I don't exactly think I made the wrong decision...that's not why I lie here in a cold sweat before dawn some mornings.  The odds were that he might have survived and thrived.  I would, I think, have felt worse had we done nothing and lost a baby who might otherwise have come through okay.  And I don't exactly feel guilt, because I made the decision without guile and on the basis of the best advice I could get at the time.   But owning that decision and the pain that it - that I - caused that tiny boy will sit with me, part of me, until the day I die.  It is, if I am honest with myself, the cruellest thing I have ever caused to happen to another human being, no matter my intentions, my investment, the depths of my love.  And what wakens me in the thin light of 4:30 am these days, heart pounding, is the fear that sometime in the next week or two I may have to face it again, to choose again.

Choice is often and in many ways a privilege.  When you have no real control over the outcome of your choices, though, it can feel like a mockery, like a bitter joke.

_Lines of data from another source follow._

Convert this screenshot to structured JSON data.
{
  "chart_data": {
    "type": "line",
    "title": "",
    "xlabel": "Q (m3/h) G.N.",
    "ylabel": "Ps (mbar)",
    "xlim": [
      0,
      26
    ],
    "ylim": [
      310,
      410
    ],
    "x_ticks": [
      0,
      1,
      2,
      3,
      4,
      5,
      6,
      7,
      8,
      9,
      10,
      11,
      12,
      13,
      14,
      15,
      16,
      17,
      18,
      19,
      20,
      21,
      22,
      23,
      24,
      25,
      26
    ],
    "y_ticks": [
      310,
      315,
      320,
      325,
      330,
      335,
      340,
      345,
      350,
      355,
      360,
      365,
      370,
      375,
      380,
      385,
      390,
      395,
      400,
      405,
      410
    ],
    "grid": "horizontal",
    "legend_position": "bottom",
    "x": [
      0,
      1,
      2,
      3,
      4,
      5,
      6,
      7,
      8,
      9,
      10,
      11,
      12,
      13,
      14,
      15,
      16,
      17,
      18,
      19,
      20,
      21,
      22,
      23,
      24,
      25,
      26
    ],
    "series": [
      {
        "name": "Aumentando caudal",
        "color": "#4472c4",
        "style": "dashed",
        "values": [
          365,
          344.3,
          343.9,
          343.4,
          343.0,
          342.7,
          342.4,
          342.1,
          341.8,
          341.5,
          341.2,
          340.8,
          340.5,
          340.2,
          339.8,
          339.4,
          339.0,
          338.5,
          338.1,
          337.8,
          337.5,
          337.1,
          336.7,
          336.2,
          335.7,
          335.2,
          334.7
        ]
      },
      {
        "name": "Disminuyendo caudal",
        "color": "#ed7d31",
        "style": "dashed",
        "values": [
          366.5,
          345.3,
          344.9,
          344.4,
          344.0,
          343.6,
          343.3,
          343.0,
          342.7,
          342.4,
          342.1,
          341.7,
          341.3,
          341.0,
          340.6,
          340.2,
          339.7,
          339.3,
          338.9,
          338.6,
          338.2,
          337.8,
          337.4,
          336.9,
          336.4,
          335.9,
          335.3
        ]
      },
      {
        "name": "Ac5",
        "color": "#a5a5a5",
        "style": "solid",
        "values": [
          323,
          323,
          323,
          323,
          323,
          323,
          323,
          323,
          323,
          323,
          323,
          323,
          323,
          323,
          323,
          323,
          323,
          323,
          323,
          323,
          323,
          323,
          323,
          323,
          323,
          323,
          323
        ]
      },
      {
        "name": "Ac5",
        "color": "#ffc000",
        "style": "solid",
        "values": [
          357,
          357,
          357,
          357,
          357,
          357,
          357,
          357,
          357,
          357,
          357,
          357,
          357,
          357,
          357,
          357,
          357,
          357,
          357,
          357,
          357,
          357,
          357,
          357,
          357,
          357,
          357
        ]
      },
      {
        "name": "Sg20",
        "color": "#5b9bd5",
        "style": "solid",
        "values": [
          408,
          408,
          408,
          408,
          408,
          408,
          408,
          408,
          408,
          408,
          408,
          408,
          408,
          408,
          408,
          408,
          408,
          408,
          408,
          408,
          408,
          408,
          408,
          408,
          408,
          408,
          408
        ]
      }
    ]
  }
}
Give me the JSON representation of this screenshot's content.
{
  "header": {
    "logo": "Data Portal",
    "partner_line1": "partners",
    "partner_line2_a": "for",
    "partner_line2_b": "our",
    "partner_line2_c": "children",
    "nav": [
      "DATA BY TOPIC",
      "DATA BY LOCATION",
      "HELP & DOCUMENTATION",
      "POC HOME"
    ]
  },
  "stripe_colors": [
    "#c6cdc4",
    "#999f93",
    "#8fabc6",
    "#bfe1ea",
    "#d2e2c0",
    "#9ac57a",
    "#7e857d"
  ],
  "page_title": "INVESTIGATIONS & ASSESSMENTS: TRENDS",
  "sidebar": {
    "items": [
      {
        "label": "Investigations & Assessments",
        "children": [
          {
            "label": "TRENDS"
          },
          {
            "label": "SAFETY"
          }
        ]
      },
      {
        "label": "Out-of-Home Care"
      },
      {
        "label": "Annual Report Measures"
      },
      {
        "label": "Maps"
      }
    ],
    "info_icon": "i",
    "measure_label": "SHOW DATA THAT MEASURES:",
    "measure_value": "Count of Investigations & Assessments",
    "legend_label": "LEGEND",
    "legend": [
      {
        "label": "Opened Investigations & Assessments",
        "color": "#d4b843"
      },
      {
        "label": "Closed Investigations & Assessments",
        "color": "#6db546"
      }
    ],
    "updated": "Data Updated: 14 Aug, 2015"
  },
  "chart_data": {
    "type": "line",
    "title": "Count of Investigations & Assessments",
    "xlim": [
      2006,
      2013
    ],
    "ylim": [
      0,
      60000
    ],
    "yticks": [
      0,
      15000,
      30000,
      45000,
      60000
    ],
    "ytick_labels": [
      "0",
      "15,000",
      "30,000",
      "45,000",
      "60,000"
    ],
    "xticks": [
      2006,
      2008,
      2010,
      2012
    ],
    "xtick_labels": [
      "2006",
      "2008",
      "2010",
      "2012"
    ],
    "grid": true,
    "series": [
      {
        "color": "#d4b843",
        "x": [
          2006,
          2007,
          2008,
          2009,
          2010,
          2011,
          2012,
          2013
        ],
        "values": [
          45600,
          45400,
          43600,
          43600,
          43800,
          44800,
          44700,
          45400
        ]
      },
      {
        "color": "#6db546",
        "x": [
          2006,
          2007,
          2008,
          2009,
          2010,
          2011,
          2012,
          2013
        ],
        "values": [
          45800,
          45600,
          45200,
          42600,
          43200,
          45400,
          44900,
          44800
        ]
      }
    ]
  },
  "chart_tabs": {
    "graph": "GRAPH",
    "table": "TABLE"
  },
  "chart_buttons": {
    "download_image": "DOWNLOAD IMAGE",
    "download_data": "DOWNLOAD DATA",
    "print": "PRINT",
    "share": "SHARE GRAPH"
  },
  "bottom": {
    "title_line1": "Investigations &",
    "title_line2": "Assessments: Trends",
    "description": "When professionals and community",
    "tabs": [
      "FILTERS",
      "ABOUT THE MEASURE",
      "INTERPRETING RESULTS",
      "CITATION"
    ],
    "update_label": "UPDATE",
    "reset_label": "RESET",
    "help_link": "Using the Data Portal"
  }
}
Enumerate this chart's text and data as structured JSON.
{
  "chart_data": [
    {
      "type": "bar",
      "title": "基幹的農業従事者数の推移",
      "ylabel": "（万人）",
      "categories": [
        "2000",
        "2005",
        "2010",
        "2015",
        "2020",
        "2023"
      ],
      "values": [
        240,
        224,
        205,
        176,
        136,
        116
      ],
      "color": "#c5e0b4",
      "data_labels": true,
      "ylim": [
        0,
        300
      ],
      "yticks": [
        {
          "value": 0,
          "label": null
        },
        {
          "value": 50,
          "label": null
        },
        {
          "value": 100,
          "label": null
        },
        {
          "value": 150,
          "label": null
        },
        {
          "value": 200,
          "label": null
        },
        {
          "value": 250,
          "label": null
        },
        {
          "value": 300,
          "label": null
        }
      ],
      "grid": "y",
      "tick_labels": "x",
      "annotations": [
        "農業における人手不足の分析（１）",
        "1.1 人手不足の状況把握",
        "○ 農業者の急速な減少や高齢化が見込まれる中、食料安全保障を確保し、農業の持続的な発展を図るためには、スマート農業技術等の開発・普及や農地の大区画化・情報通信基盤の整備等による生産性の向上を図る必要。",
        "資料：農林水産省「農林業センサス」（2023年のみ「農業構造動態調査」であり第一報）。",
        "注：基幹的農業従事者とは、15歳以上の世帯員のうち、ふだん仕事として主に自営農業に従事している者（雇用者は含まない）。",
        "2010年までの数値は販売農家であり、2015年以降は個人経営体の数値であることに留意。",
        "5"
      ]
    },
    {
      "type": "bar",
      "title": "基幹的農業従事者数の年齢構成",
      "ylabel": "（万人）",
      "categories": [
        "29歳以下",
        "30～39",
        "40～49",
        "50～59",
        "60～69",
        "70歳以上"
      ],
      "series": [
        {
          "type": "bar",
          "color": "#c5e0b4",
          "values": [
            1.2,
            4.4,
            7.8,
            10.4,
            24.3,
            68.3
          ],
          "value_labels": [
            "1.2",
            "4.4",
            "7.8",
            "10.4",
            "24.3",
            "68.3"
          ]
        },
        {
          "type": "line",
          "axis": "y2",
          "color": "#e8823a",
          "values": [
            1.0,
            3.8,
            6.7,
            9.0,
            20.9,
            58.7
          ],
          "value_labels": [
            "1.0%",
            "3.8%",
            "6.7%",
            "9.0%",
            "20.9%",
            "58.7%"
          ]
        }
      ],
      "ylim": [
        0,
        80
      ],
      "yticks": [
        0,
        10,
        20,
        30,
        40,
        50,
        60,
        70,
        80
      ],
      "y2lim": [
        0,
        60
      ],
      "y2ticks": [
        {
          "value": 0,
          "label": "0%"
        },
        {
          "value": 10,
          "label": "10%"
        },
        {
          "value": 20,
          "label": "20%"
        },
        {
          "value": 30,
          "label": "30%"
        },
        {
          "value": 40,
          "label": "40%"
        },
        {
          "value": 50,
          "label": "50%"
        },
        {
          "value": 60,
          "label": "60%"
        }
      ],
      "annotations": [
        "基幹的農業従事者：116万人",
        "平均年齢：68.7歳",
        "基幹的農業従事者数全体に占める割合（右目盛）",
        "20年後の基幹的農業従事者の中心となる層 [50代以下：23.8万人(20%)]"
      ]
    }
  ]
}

They ask me if I want the steroid shots and I say, i don't know and I cast my eyes around the room like a trapped animal, wondering hell, do i look like i'm writing this story, like i'm in charge here?  The truth is if my cervix is showing significant weakness of course I want them NOW and if it's not I want to wait because they are most effective when given within two weeks of delivery and preferably after 28 weeks but sometimes it's weak and soft and sometimes it's not, that tricksy cervix.  The truth is these same practices have taken far less significant decisions out of my hands in the past, in the crises of labour, so the fact that they defer to me on this Big Thing just leaves me wary, puzzled.  The truth is they don't know what's going to happen and I don't know what's going to happen and I don't want control of Big Decisions in this liminal boundary zone because I know it is a fool's game. 

I am chickenshit, burnt crispy.  I want to abdicate.

The little life that hangs in the balance...for my own sake, sure, I want her at all costs.  But for hers?  That is the road I do not seem to know how to walk this time, the road I wish I could close my eyes to and ignore until it is safely past and I get to believe, maybe, that I will not have to choose again whether or not my child's brief life will be one of pain and machines and invasive procedures, until we reach a place where I can breathe and hope that I will get to play mother this time, not hapless, impotent god.

I whisper, please.  give me a few more weeks, and i'll happily pretend that I'm bossing you around for the rest of my life.